Environment:Mlfoundations Open flamingo WebDataset Training Dependencies
| Knowledge Sources | |
|---|---|
| Domains | Infrastructure, Data_Loading |
| Last Updated | 2026-02-08 03:30 GMT |
Overview
Training-specific dependencies including WebDataset for tar-based streaming data loading, braceexpand for shard path expansion, scipy for Hungarian matching, and wandb for experiment logging.
Description
This environment extends the base OpenFlamingo dependencies with training-specific packages. WebDataset provides high-performance streaming data loading from tar archives, essential for LAION and MMC4 datasets that contain millions of image-text pairs. Braceexpand handles shell-style brace expansion for shard paths (e.g., `shard-{0000..0999}.tar`). SciPy provides the Hungarian algorithm (`linear_sum_assignment`) used for optimal image-sentence matching in MMC4 data. Weights & Biases (wandb) handles experiment tracking and optional checkpoint uploading.
Usage
Use this environment for all Distributed Training and Data Preparation workflows. It is required for loading LAION and MMC4 datasets via WebDataset pipelines, converting MMC4 archives to WebDataset format, and logging training metrics.
System Requirements
| Category | Requirement | Notes |
|---|---|---|
| Disk | High IOPS storage | WebDataset reads from tar files; SSD recommended for training |
| Network | S3 access (optional) | LAION shards can be streamed from S3 via `pipe:aws s3 cp` |
Dependencies
Python Packages
- `webdataset`
- `braceexpand`
- `torchvision`
- `scipy` (for `linear_sum_assignment` in MMC4 preprocessing)
- `wandb`
- `tqdm`
Credentials
The following environment variables may be needed:
- `WANDB_API_KEY`: Weights & Biases API key for experiment logging (when `--report_to_wandb` is set)

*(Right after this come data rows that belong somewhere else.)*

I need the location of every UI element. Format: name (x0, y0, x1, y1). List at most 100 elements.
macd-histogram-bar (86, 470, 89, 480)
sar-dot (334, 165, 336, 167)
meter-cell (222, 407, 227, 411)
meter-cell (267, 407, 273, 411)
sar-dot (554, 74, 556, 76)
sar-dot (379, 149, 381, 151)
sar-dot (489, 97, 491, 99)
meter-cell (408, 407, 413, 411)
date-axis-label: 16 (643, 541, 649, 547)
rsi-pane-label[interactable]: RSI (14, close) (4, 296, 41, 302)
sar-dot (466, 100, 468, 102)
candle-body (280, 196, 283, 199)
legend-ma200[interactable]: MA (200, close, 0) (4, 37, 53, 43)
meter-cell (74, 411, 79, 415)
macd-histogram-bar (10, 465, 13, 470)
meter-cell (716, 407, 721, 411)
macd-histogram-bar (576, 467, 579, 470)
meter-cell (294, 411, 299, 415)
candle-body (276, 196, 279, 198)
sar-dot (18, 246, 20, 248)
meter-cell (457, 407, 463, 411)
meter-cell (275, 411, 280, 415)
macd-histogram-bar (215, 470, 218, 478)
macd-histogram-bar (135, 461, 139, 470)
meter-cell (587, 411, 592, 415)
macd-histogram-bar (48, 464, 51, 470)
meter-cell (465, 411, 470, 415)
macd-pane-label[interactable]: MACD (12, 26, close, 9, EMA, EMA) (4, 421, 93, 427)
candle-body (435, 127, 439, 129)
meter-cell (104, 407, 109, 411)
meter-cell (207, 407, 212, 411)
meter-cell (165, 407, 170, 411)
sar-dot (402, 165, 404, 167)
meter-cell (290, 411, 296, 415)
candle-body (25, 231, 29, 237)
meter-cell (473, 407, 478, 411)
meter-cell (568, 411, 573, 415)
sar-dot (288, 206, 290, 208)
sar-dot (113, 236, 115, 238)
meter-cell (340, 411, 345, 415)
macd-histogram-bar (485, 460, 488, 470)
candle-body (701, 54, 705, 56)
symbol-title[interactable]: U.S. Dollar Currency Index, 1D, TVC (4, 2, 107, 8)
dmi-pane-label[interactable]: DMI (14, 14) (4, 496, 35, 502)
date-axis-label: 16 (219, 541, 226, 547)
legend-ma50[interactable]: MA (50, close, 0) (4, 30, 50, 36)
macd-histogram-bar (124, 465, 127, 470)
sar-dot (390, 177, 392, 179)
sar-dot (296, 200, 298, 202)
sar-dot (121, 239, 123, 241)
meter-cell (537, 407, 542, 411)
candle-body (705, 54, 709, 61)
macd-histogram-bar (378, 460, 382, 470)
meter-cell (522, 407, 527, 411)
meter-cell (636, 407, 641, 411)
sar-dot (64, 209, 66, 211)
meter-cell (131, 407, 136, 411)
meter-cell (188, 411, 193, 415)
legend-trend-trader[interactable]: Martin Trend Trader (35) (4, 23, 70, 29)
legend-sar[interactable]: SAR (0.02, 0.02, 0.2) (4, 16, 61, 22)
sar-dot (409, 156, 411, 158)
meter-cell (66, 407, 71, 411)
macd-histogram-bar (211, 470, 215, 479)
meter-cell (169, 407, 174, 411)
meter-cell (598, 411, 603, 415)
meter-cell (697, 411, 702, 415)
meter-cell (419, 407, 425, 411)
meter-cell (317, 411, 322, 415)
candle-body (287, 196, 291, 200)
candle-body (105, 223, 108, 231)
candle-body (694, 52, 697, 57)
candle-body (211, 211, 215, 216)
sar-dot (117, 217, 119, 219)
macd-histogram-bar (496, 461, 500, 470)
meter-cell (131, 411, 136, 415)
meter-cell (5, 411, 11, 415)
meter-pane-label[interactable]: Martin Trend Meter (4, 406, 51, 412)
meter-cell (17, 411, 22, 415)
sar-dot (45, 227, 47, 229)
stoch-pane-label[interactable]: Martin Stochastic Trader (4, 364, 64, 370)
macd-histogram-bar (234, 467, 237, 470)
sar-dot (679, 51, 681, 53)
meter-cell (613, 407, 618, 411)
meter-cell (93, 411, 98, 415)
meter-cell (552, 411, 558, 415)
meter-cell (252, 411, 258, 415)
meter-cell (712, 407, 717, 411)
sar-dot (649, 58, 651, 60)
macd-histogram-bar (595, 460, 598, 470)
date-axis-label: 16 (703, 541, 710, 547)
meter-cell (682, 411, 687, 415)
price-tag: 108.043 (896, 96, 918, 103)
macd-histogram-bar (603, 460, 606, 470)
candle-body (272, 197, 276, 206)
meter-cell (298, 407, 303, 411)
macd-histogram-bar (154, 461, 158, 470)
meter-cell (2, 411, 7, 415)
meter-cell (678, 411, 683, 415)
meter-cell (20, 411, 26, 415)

- `AWS_ACCESS_KEY_ID`: For S3-hosted LAION shards (when shard paths start with `s3`)
- `AWS_SECRET_ACCESS_KEY`: For S3-hosted LAION shards
Quick Install
# Install training extras via setup.py
pip install -e ".[training]"
# Or install manually
pip install webdataset braceexpand torchvision scipy wandb tqdm
# Or from requirements file
pip install -r requirements-training.txt
Code Evidence
Training extras from `setup.py:29-35`:
TRAINING = [
"wandb",
"torchvision",
"braceexpand",
"webdataset",
"tqdm",
]
S3 shard streaming from `open_flamingo/train/train.py:222-226`:
if args.laion_shards.startswith("s3"):
args.laion_shards = f"pipe:aws s3 cp {args.laion_shards} -"
if args.mmc4_shards.startswith("s3"):
args.mmc4_shards = f"pipe:aws s3 cp {args.mmc4_shards} -"
Hungarian algorithm import from `open_flamingo/train/data.py:17`:
from scipy.optimize import linear_sum_assignment
WebDataset pipeline construction from `open_flamingo/train/data.py:321-338`:
pipeline.extend([
tarfile_to_samples_nothrow,
wds.shuffle(
bufsize=_SAMPLE_SHUFFLE_SIZE,
initial=_SAMPLE_SHUFFLE_INITIAL,
),
])
pipeline.extend([
wds.to_tuple("json", handler=log_and_continue),
wds.map(preprocess_fn, handler=log_and_continue),
wds.batched(args.batch_size_mmc4, partial=False),
])
Common Errors
| Error Message | Cause | Solution |
|---|---|---|
| `number of shards must be >= total workers` | Too few WebDataset shards for the number of workers | Increase shard count or decrease `--workers * --world_size` |
| `number of samples per epoch must be equal for mmc4 and laion` | Mismatched `train_num_samples` / `batch_size` ratios | Ensure `train_num_samples_laion // batch_size_laion == train_num_samples_mmc4 // batch_size_mmc4` |
| `save_checkpoints_to_wandb requires report_to_wandb` | Trying to save checkpoints to wandb without enabling wandb | Add `--report_to_wandb` flag |
| `RuntimeError: Currently, number of dataset samples must be specified` | Missing `--train_num_samples_*` args | Pass `--train_num_samples_mmc4` and `--train_num_samples_laion` |
Compatibility Notes
- S3 streaming: LAION shards can be read directly from S3 using `pipe:aws s3 cp`. Requires AWS CLI and credentials.
- Braceexpand: Shard paths use shell-style brace expansion (e.g., `shard-{0000..0999}.tar`).
- MMC4 conversion: The `convert_mmc4_to_wds.py` script requires raw MMC4 ZIP archives and pre-downloaded images.